There’s no place more magical than Northern Ireland. From snake charmers to shamrocks, Northern Ireland is home to legends, limericks and a long tradition of festivals and cultural events. While many travelers board flights to Northern Ireland to partake in the local celebrations and hike the countryside, the history of Northern Ireland remains a permanent fixture in the country’s everyday life. After years of struggle and strife between the Protestants and the Catholics that resulted in hundreds of deaths, Northern Ireland finally gained ownership of its government in 1999. The Good Friday Agreement of 1998 transferred governing power from Britain to the Northern Irish parliament, giving Northern Ireland a chance to rule its own. Since the Good Friday Agreement, Northern Ireland has remained a peaceful nation.

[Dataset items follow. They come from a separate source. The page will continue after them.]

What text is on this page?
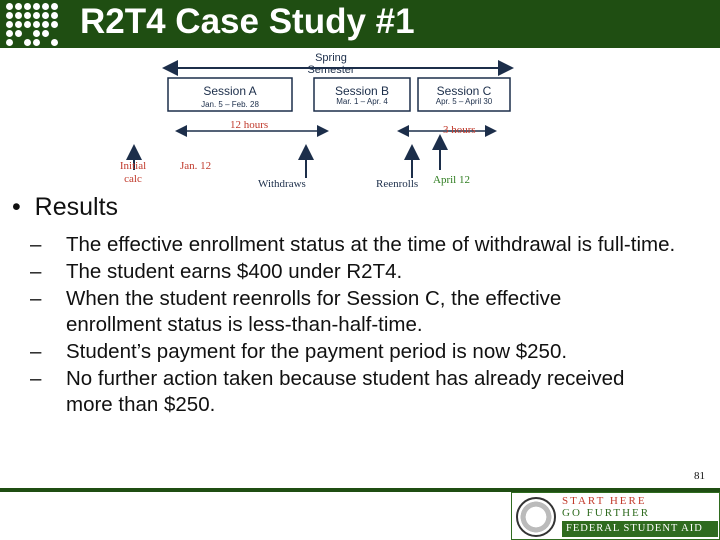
R2T4 Case Study #1
Spring Semester
Session A
Jan. 5 – Feb. 28
Session B
Mar. 1 – Apr. 4
Session C
Apr. 5 – April 30
12 hours	3 hours
Initial calc
Jan. 12
Withdraws	Reenrolls April 12
•  Results
– The effective enrollment status at the time of withdrawal is full-time.
– The student earns $400 under R2T4.
– When the student reenrolls for Session C, the effective enrollment status is less-than-half-time.
– Student’s payment for the payment period is now $250.
– No further action taken because student has already received more than $250.
81
START HERE
GO FURTHER
FEDERAL STUDENT AID
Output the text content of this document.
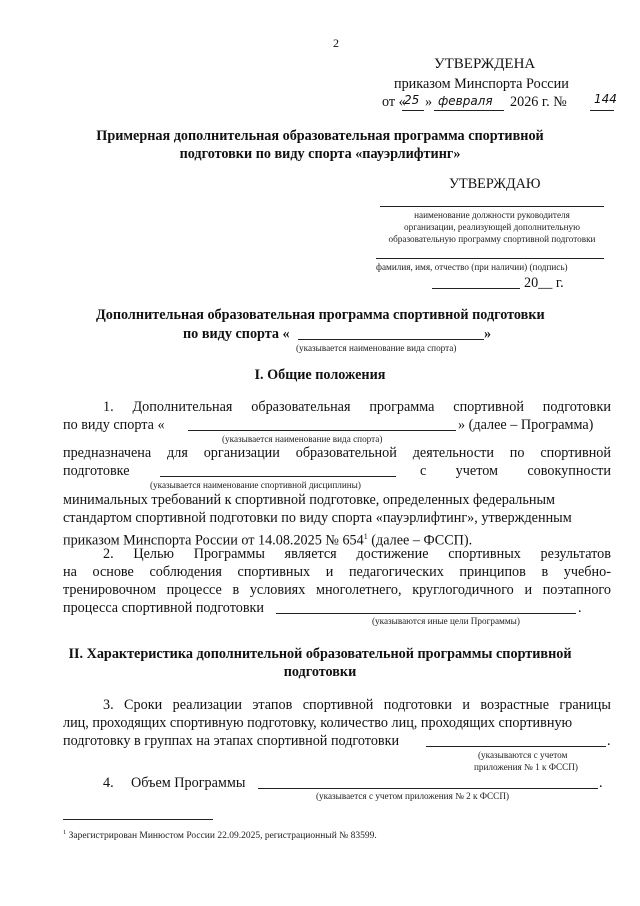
2
УТВЕРЖДЕНА
приказом Минспорта России
от «
25 » февраля 2026 г. № 144
Примерная дополнительная образовательная программа спортивной
подготовки по виду спорта «пауэрлифтинг»
УТВЕРЖДАЮ
наименование должности руководителя
организации, реализующей дополнительную
образовательную программу спортивной подготовки
фамилия, имя, отчество (при наличии) (подпись)
20__ г.
Дополнительная образовательная программа спортивной подготовки
по виду спорта «	»
(указывается наименование вида спорта)
I. Общие положения
1. Дополнительная образовательная программа спортивной подготовки
по виду спорта «	» (далее – Программа)
(указывается наименование вида спорта)
предназначена для организации образовательной деятельности по спортивной
подготовке	с учетом совокупности
(указывается наименование спортивной дисциплины)
минимальных требований к спортивной подготовке, определенных федеральным
стандартом спортивной подготовки по виду спорта «пауэрлифтинг», утвержденным
приказом Минспорта России от 14.08.2025 № $654^1$ (далее – ФССП).
2. Целью Программы является достижение спортивных результатов
на основе соблюдения спортивных и педагогических принципов в учебно-
тренировочном процессе в условиях многолетнего, круглогодичного и поэтапного
процесса спортивной подготовки	.
(указываются иные цели Программы)
II. Характеристика дополнительной образовательной программы спортивной
подготовки
3. Сроки реализации этапов спортивной подготовки и возрастные границы
лиц, проходящих спортивную подготовку, количество лиц, проходящих спортивную
подготовку в группах на этапах спортивной подготовки	.
(указываются с учетом
приложения № 1 к ФССП)
4. Объем Программы	.
(указывается с учетом приложения № 2 к ФССП)
$^1$ Зарегистрирован Минюстом России 22.09.2025, регистрационный № 83599.
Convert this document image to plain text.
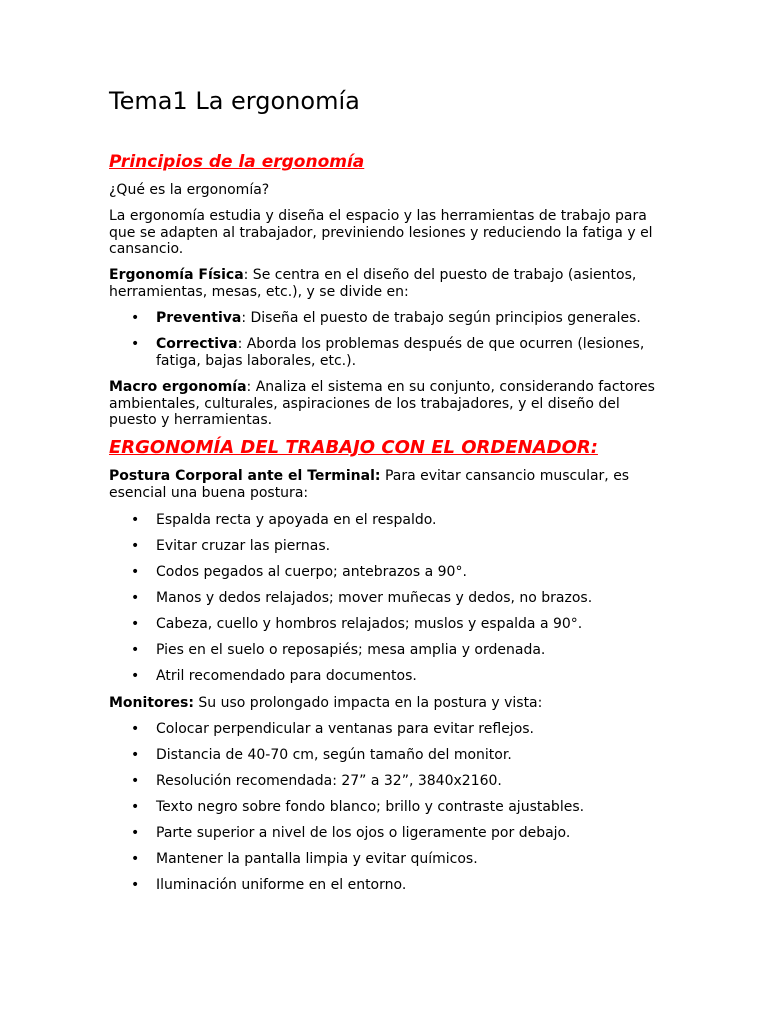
Tema1 La ergonomía
Principios de la ergonomía

¿Qué es la ergonomía?

La ergonomía estudia y diseña el espacio y las herramientas de trabajo para que se adapten al trabajador, previniendo lesiones y reduciendo la fatiga y el cansancio.

Ergonomía Física: Se centra en el diseño del puesto de trabajo (asientos, herramientas, mesas, etc.), y se divide en:

• Preventiva: Diseña el puesto de trabajo según principios generales.
• Correctiva: Aborda los problemas después de que ocurren (lesiones, fatiga, bajas laborales, etc.).

Macro ergonomía: Analiza el sistema en su conjunto, considerando factores ambientales, culturales, aspiraciones de los trabajadores, y el diseño del puesto y herramientas.

ERGONOMÍA DEL TRABAJO CON EL ORDENADOR:

Postura Corporal ante el Terminal: Para evitar cansancio muscular, es esencial una buena postura:

• Espalda recta y apoyada en el respaldo.
• Evitar cruzar las piernas.
• Codos pegados al cuerpo; antebrazos a 90°.
• Manos y dedos relajados; mover muñecas y dedos, no brazos.
• Cabeza, cuello y hombros relajados; muslos y espalda a 90°.
• Pies en el suelo o reposapiés; mesa amplia y ordenada.
• Atril recomendado para documentos.

Monitores: Su uso prolongado impacta en la postura y vista:

• Colocar perpendicular a ventanas para evitar reflejos.
• Distancia de 40-70 cm, según tamaño del monitor.
• Resolución recomendada: 27” a 32”, 3840x2160.
• Texto negro sobre fondo blanco; brillo y contraste ajustables.
• Parte superior a nivel de los ojos o ligeramente por debajo.
• Mantener la pantalla limpia y evitar químicos.
• Iluminación uniforme en el entorno.
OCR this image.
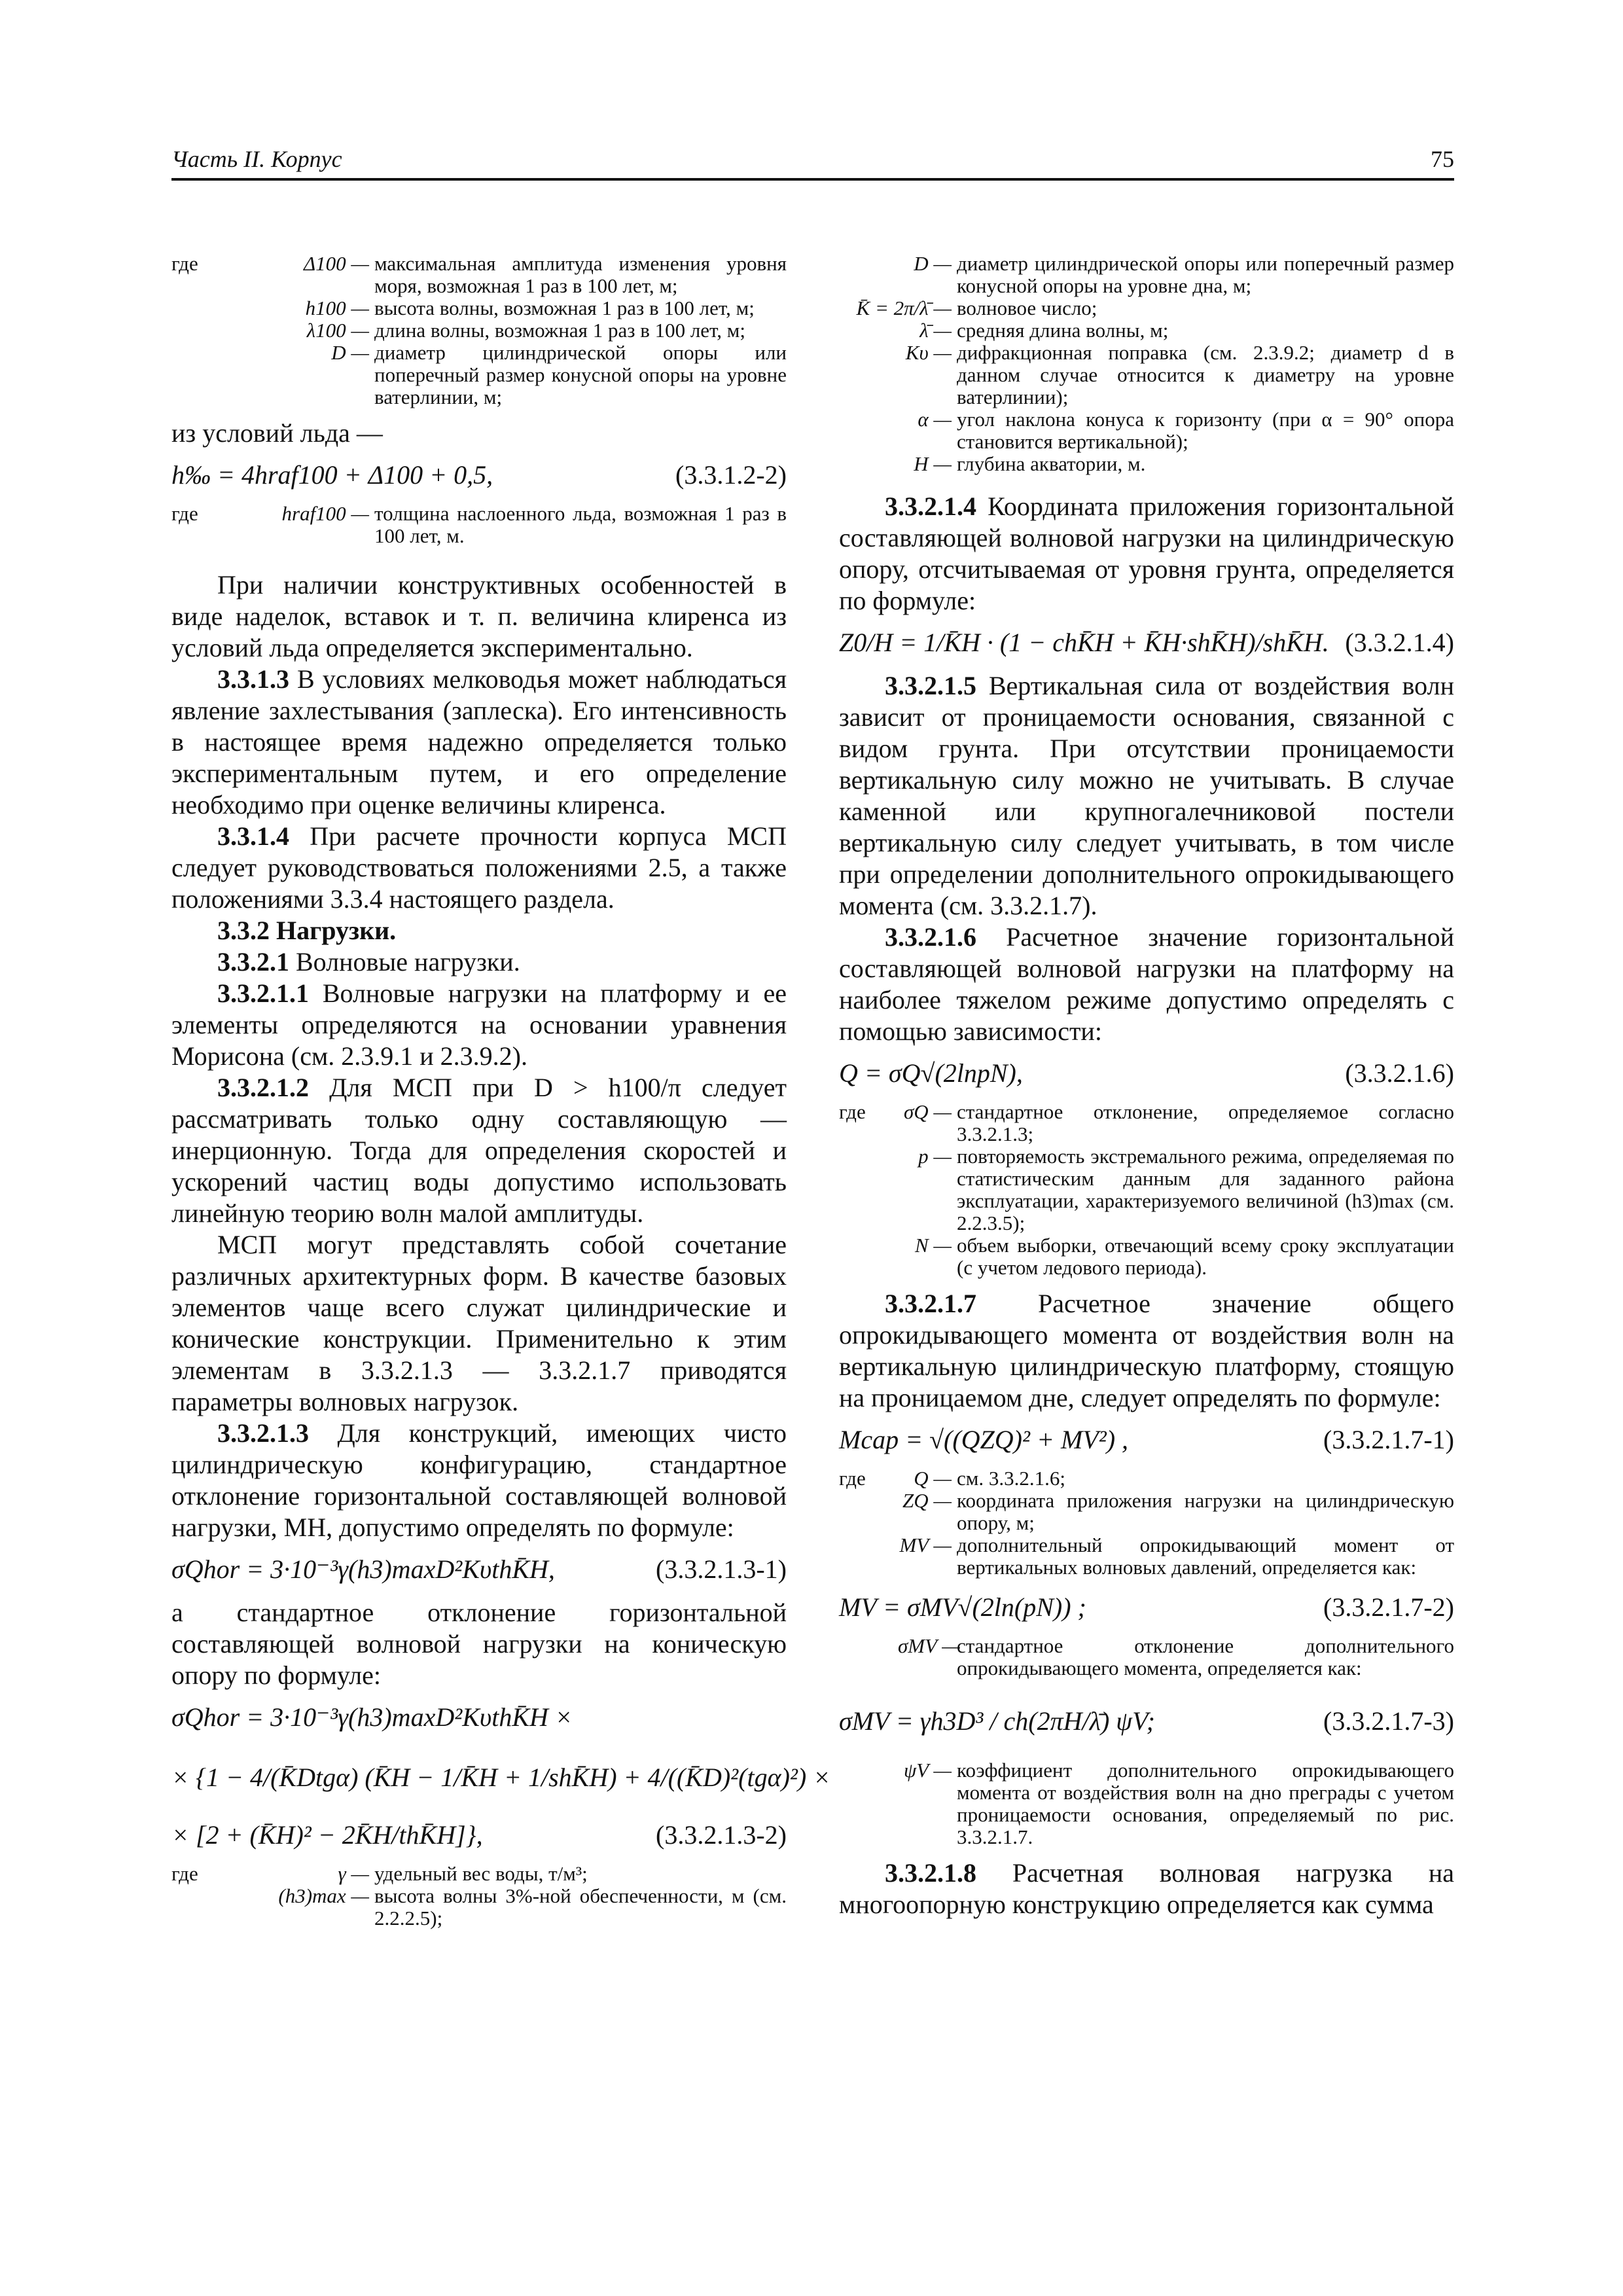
Часть II. Корпус	75
где	Δ100 — максимальная амплитуда изменения уровня моря, возможная 1 раз в 100 лет, м;
h100 — высота волны, возможная 1 раз в 100 лет, м;
λ100 — длина волны, возможная 1 раз в 100 лет, м;
D — диаметр цилиндрической опоры или поперечный размер конусной опоры на уровне ватерлинии, м;

из условий льда —

h‰ = 4hraf100 + Δ100 + 0,5,	(3.3.1.2-2)
где	hraf100 — толщина наслоенного льда, возможная 1 раз в 100 лет, м.

При наличии конструктивных особенностей в виде наделок, вставок и т. п. величина клиренса из условий льда определяется экспериментально.

3.3.1.3 В условиях мелководья может наблюдаться явление захлестывания (заплеска). Его интенсивность в настоящее время надежно определяется только экспериментальным путем, и его определение необходимо при оценке величины клиренса.

3.3.1.4 При расчете прочности корпуса МСП следует руководствоваться положениями 2.5, а также положениями 3.3.4 настоящего раздела.

3.3.2 Нагрузки.

3.3.2.1 Волновые нагрузки.

3.3.2.1.1 Волновые нагрузки на платформу и ее элементы определяются на основании уравнения Морисона (см. 2.3.9.1 и 2.3.9.2).

3.3.2.1.2 Для МСП при D > h100/π следует рассматривать только одну составляющую — инерционную. Тогда для определения скоростей и ускорений частиц воды допустимо использовать линейную теорию волн малой амплитуды.

МСП могут представлять собой сочетание различных архитектурных форм. В качестве базовых элементов чаще всего служат цилиндрические и конические конструкции. Применительно к этим элементам в 3.3.2.1.3 — 3.3.2.1.7 приводятся параметры волновых нагрузок.

3.3.2.1.3 Для конструкций, имеющих чисто цилиндрическую конфигурацию, стандартное отклонение горизонтальной составляющей волновой нагрузки, МН, допустимо определять по формуле:

σQhor = 3·10⁻³γ(h3)maxD²KυthK̄H,	(3.3.2.1.3-1)

а стандартное отклонение горизонтальной составляющей волновой нагрузки на коническую опору по формуле:

σQhor = 3·10⁻³γ(h3)maxD²KυthK̄H ×
× {1 − 4/(K̄Dtgα) (K̄H − 1/K̄H + 1/shK̄H) + 4/((K̄D)²(tgα)²) ×
× [2 + (K̄H)² − 2K̄H/thK̄H]},	(3.3.2.1.3-2)
где	γ — удельный вес воды, т/м³;
(h3)max — высота волны 3%-ной обеспеченности, м (см. 2.2.2.5);
D — диаметр цилиндрической опоры или поперечный размер конусной опоры на уровне дна, м;
K̄ = 2π/λ̄ — волновое число;
λ̄ — средняя длина волны, м;
Kυ — дифракционная поправка (см. 2.3.9.2; диаметр d в данном случае относится к диаметру на уровне ватерлинии);
α — угол наклона конуса к горизонту (при α = 90° опора становится вертикальной);
H — глубина акватории, м.

3.3.2.1.4 Координата приложения горизонтальной составляющей волновой нагрузки на цилиндрическую опору, отсчитываемая от уровня грунта, определяется по формуле:

Z0/H = 1/K̄H · (1 − chK̄H + K̄H·shK̄H)/shK̄H. (3.3.2.1.4)

3.3.2.1.5 Вертикальная сила от воздействия волн зависит от проницаемости основания, связанной с видом грунта. При отсутствии проницаемости вертикальную силу можно не учитывать. В случае каменной или крупногалечниковой постели вертикальную силу следует учитывать, в том числе при определении дополнительного опрокидывающего момента (см. 3.3.2.1.7).

3.3.2.1.6 Расчетное значение горизонтальной составляющей волновой нагрузки на платформу на наиболее тяжелом режиме допустимо определять с помощью зависимости:

Q = σQ√(2lnpN),	(3.3.2.1.6)
где	σQ — стандартное отклонение, определяемое согласно 3.3.2.1.3;
p — повторяемость экстремального режима, определяемая по статистическим данным для заданного района эксплуатации, характеризуемого величиной (h3)max (см. 2.2.3.5);
N — объем выборки, отвечающий всему сроку эксплуатации (с учетом ледового периода).

3.3.2.1.7 Расчетное значение общего опрокидывающего момента от воздействия волн на вертикальную цилиндрическую платформу, стоящую на проницаемом дне, следует определять по формуле:

Mcap = √((QZQ)² + MV²) ,	(3.3.2.1.7-1)
где	Q — см. 3.3.2.1.6;
ZQ — координата приложения нагрузки на цилиндрическую опору, м;
MV — дополнительный опрокидывающий момент от вертикальных волновых давлений, определяется как:
MV = σMV√(2ln(pN)) ;	(3.3.2.1.7-2)
σMV —
стандартное отклонение дополнительного опрокидывающего момента, определяется как:
σMV = γh3D³ / ch(2πH/λ̄) ψV;	(3.3.2.1.7-3)
ψV — коэффициент дополнительного опрокидывающего момента от воздействия волн на дно преграды с учетом проницаемости основания, определяемый по рис. 3.3.2.1.7.

3.3.2.1.8 Расчетная волновая нагрузка на многоопорную конструкцию определяется как сумма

The popular cities of Belfast and Derry are the most traveled to, but visitors flying to Northern Ireland should explore the smaller towns, too. If Ireland is known for one thing it’s the landscape and Northern Ireland doesn’t disappoint. Take a hike or horseback through the rolling hills and don’t miss the Antrim Coastline – also known as the Giant’s Causeway – a UNESCO World Heritage Site. This must-see tourist attraction is a “walkway” constructed of closely packed columns from the sea from the base of the cliffs on the Antrim coastline. If a trip to the UK is in your plans, don’t miss a flight to Northern Ireland for a chance to experience England’s great outdoors and Ireland’s unique festivals and arts events.
If you’re booking flights to Northern Ireland in the summer, you’ll most likely experience the warm temperate climate that surprisingly comes with its northern latitude. Influenced by the Gulf Stream, rain is plentiful, and it snows more than the Republic, its southern neighbor, does.
Book cheap flights to Northern Ireland in April and June, when the crowds are down, the days are longer, and the rates are affordable.
Peak Season: While July and August supply the best weather all year round, finding cheap flights to Northern Ireland may be a bit of a feat, considering the small peak season. If you’re looking to hit festival season at the end of the summer, plan in advance to secure your spot in the fun.
Off-peak Season: Winter in Northern Ireland occasionally sees ice and snow, but it’s mostly characterized by rainfall. Although January and February call for gray skies and temperatures in the chilly 40’s, it’s also the best time to find deals on hotels and cheap flights to Northern Ireland. Londonderry and Belfast draw crowds all year round, so book ahead of time if you’re planning to visit those locations.
The country’s small size makes domestic Northern Ireland flights unnecessary, even if you want to see it all. In general, buses, trains, and ferries will get you where you need to go.Two bus stations, the Main Europa Bus Centre (behind the Europa Hotel), and the Great Victoria Station (near the Great Northern Mall) are easy connections to the west, south, and to Dublin. A smaller station, Laganside Bus Centre, is near the river, and will take you to the eastern end of the country. All stations have information desks that offer regional timetables.
If you’re traveling further, trains and ferries are your best method of North Ireland travel. Trains go to Dublin and other major cities in the Republic of Ireland, and most destinations can be reached by way of Belfast’s central train station. Ferries and catamarans will take you to the Isle of Man, Troon Scotland, Heysham, and Liverpool, England. The ferry at Donegall Quay is a 15 minute walk from city hall, or you can take a bus.